Dal convegno “Promuovere la Salute, Educare alla Prevenzione: il Ruolo Condiviso contro l’Hpv”, tenutosi il 14 gennaio presso l’Istituto Superiore di Sanità (ISS), emerge un quadro chiaro. Disinformazione e ostacoli pratici rallentano la prevenzione.
Eppure, l’efficacia della vaccinazione è stata richiamata come un elemento chiave: è indicata come in grado di prevenire oltre 3.000 morti l’anno per tumori correlati.
Nonostante ciò, la copertura in Italia resta distante dai target. La media tra gli adolescenti si attesta intorno al 50%, mentre l’obiettivo fissato al 2030 è il 95%.

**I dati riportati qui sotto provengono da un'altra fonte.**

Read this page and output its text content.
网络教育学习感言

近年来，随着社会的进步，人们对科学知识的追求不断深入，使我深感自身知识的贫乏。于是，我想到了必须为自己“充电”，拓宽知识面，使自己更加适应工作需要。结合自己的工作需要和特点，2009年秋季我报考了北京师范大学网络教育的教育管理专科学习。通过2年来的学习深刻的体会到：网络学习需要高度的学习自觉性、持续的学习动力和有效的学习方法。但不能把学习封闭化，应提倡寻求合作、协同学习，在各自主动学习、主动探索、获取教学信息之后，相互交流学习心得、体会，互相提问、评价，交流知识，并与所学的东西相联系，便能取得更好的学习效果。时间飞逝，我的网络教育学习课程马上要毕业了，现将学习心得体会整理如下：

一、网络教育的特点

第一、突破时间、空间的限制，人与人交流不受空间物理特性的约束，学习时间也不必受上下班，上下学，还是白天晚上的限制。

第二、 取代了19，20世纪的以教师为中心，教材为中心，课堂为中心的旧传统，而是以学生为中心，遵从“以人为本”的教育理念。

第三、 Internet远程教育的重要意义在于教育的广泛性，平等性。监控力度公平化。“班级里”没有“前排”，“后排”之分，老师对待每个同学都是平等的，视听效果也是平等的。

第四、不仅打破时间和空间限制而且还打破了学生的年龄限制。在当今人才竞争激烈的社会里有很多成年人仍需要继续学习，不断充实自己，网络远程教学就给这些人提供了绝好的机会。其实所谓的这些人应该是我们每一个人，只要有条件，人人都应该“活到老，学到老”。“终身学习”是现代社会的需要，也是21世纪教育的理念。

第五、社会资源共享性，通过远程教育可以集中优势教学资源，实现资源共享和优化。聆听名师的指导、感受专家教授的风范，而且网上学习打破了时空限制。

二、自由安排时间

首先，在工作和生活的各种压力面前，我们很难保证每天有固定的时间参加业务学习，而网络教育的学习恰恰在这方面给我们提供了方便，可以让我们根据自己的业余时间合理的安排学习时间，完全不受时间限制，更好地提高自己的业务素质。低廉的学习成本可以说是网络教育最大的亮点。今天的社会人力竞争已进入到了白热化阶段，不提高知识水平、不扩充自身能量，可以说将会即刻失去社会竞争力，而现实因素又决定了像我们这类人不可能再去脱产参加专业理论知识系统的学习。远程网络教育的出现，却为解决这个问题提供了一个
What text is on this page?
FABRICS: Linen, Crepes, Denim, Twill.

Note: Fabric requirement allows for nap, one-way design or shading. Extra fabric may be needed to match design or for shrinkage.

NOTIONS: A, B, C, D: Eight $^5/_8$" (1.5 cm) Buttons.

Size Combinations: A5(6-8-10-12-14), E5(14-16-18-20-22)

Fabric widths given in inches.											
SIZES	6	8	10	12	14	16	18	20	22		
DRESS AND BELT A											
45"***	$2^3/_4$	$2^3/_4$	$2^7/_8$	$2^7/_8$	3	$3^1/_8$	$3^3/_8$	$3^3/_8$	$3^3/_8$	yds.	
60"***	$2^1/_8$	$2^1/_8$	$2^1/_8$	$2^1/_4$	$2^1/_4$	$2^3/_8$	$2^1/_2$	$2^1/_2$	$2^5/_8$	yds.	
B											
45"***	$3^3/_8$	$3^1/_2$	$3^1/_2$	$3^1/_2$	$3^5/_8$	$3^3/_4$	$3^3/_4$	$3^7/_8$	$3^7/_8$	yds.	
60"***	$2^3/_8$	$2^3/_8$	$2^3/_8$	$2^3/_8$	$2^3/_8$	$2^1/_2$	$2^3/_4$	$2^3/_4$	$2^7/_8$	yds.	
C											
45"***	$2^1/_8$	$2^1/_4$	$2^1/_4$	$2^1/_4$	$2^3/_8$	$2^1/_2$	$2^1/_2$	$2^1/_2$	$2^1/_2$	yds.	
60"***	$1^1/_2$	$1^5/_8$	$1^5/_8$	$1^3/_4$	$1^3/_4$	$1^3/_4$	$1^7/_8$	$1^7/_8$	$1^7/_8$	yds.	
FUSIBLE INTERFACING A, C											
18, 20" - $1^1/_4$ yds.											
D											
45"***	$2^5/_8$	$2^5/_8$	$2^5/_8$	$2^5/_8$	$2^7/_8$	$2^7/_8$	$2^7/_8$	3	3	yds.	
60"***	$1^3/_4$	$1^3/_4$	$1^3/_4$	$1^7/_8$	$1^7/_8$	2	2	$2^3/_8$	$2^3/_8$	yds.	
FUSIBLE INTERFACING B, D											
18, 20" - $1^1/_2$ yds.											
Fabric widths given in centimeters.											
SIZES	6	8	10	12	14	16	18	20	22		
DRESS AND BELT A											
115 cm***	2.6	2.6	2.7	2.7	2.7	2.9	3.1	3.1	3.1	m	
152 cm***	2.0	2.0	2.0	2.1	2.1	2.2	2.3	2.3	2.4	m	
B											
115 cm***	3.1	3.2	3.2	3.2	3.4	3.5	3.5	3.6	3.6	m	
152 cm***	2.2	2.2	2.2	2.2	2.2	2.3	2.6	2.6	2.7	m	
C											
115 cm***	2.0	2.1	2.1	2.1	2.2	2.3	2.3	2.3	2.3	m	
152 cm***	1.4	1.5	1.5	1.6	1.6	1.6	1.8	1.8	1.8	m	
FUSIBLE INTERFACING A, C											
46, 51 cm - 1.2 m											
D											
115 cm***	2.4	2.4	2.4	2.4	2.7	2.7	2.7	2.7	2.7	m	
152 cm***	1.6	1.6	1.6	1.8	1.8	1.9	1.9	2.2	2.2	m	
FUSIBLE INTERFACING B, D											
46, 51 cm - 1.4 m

Ruolo della farmacia nella vaccinazione HPV: informazione scientifica e orientamento
I dati dell’indagine del progetto europeo Perch (con ISS capofila) aiutano a capire dove si inceppa il percorso. Sul fronte delle percezioni, 7 genitori su 10 considerano la profilassi inutile. Inoltre, il 40% dichiara timori legati a effetti avversi non documentati.
Ma c’è anche un problema di informazioni basilari e logistica: il 60% degli intervistati non sa che la vaccinazione è gratuita e il 70% percepisce difficoltà nel raggiungere i centri vaccinali.
Qui il ruolo della farmacia nella vaccinazione HPV può diventare un “ponte” tra evidenze scientifiche e vita quotidiana.
La farmacia territoriale, per capillarità e fiducia costruita con i cittadini, può intervenire sui principali colli di bottiglia che frenano la prevenzione:
- Chiarire la tollerabilità e rispondere in modo semplice ai timori sugli effetti collaterali.
- Ricordare la gratuità SSN per la popolazione target (11–12 anni), superando una delle incomprensioni più diffuse.
- Ribadire che l’HPV può essere causa di patologie neoplastiche anche nel sesso maschile.
In pratica, il ruolo della farmacia non sostituisce gli altri professionisti. Rende però il percorso più chiaro, più comprensibile e più percorribile.
Disparità regionali
Un altro elemento critico evidenziato è la forte disomogeneità sul territorio. È stato richiamato come le coperture possano variare molto: dal 77% della Lombardia al 23% della Sicilia.
Il Presidente ISS Rocco Bellantone ha sottolineato la necessità che più figure – dai professionisti sanitari al mondo educativo e alle famiglie – sostengano la vaccinazione, perché la prevenzione è un diritto e una responsabilità condivisa.